The reason why I have just hit 1,000 word mark in this review, yet did not particularly love the movie I am writing about, is because Interstellar, like most of Christopher Nolan’s movies, is capable of sparking heavy discussion, for better or for worse. And while there are times where the pace drags or the finale exposes the overload of input and the sometimes conflicting mix of levels that the movie has taken on, it doesn’t detract from the film’s interest, which is high and will likely remain so as a heavy point in this director’s career, both from Interstellar’s fans and critics.

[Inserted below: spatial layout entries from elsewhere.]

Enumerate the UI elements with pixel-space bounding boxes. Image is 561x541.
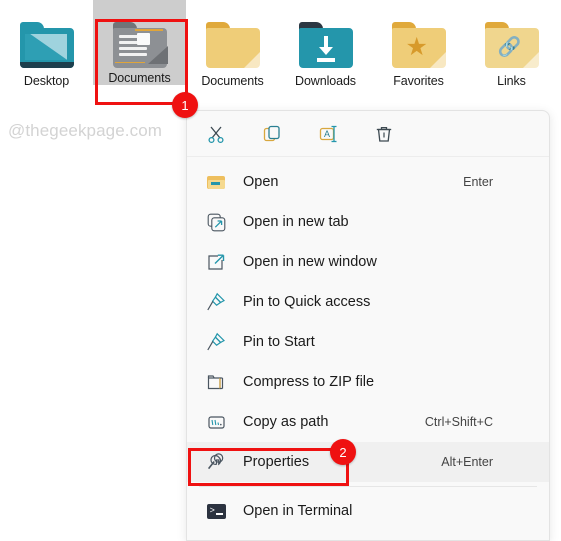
folder-label: Documents (201, 74, 264, 88)
annotation-badge-2: 2 (330, 439, 356, 465)
menu-item-open-in-terminal[interactable]: > Open in Terminal (187, 491, 549, 531)
menu-item-compress-to-zip[interactable]: Compress to ZIP file (187, 362, 549, 402)
folder-item-documents[interactable]: Documents (186, 0, 279, 88)
menu-separator (199, 486, 537, 487)
menu-item-open-in-new-window[interactable]: Open in new window (187, 242, 549, 282)
pin-icon (203, 331, 229, 353)
folder-desktop-icon (16, 20, 78, 70)
context-menu-command-bar: A (187, 111, 549, 157)
cut-icon[interactable] (201, 119, 231, 149)
annotation-badge-1: 1 (172, 92, 198, 118)
open-folder-icon (203, 171, 229, 193)
delete-icon[interactable] (369, 119, 399, 149)
menu-item-label: Open in new window (243, 254, 377, 270)
menu-item-shortcut: Alt+Enter (441, 455, 493, 469)
folder-item-desktop[interactable]: Desktop (0, 0, 93, 88)
menu-item-label: Pin to Quick access (243, 294, 371, 310)
menu-item-label: Compress to ZIP file (243, 374, 375, 390)
folder-item-favorites[interactable]: ★ Favorites (372, 0, 465, 88)
zip-icon (203, 371, 229, 393)
watermark-text: @thegeekpage.com (8, 121, 163, 140)
menu-item-open[interactable]: Open Enter (187, 162, 549, 202)
menu-item-shortcut: Enter (463, 175, 493, 189)
menu-item-pin-to-start[interactable]: Pin to Start (187, 322, 549, 362)
copy-path-icon (203, 411, 229, 433)
annotation-box-documents (95, 19, 188, 105)
pin-icon (203, 291, 229, 313)
menu-item-label: Open (243, 174, 279, 190)
terminal-icon: > (203, 500, 229, 522)
folder-downloads-icon (295, 20, 357, 70)
folder-item-links[interactable]: 🔗 Links (465, 0, 558, 88)
menu-item-open-in-new-tab[interactable]: Open in new tab (187, 202, 549, 242)
new-tab-icon (203, 211, 229, 233)
folder-favorites-icon: ★ (388, 20, 450, 70)
svg-text:A: A (324, 129, 330, 139)
menu-item-label: Copy as path (243, 414, 329, 430)
quick-access-folder-strip: Desktop Documents Documents Downloads ★ (0, 0, 561, 112)
folder-label: Favorites (393, 74, 444, 88)
menu-item-copy-as-path[interactable]: Copy as path Ctrl+Shift+C (187, 402, 549, 442)
folder-item-downloads[interactable]: Downloads (279, 0, 372, 88)
folder-label: Desktop (23, 74, 70, 88)
folder-label: Downloads (295, 74, 356, 88)
menu-item-shortcut: Ctrl+Shift+C (424, 415, 493, 429)
rename-icon[interactable]: A (313, 119, 343, 149)
folder-links-icon: 🔗 (481, 20, 543, 70)
menu-item-pin-to-quick-access[interactable]: Pin to Quick access (187, 282, 549, 322)
folder-label: Links (497, 74, 526, 88)
new-window-icon (203, 251, 229, 273)
folder-plain-icon (202, 20, 264, 70)
annotation-box-properties (188, 448, 349, 486)
copy-icon[interactable] (257, 119, 287, 149)
menu-item-label: Open in Terminal (243, 503, 353, 519)
menu-item-label: Open in new tab (243, 214, 349, 230)
menu-item-label: Pin to Start (243, 334, 315, 350)
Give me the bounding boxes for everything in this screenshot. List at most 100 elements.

With its heavy science fiction, a scope that can’t get much bigger (Wormholes! Other galaxies! Dimensions!) and pros and cons to unpack for hours, there’s a lot to this movie. So while Interstellar doesn’t register among my favorite of Nolan’s filmography in terms of total enjoyability, it’s definitely up there in what there is to be seen, and what everybody will individually take away, because make no mistake: issues aside, everybody should still see it.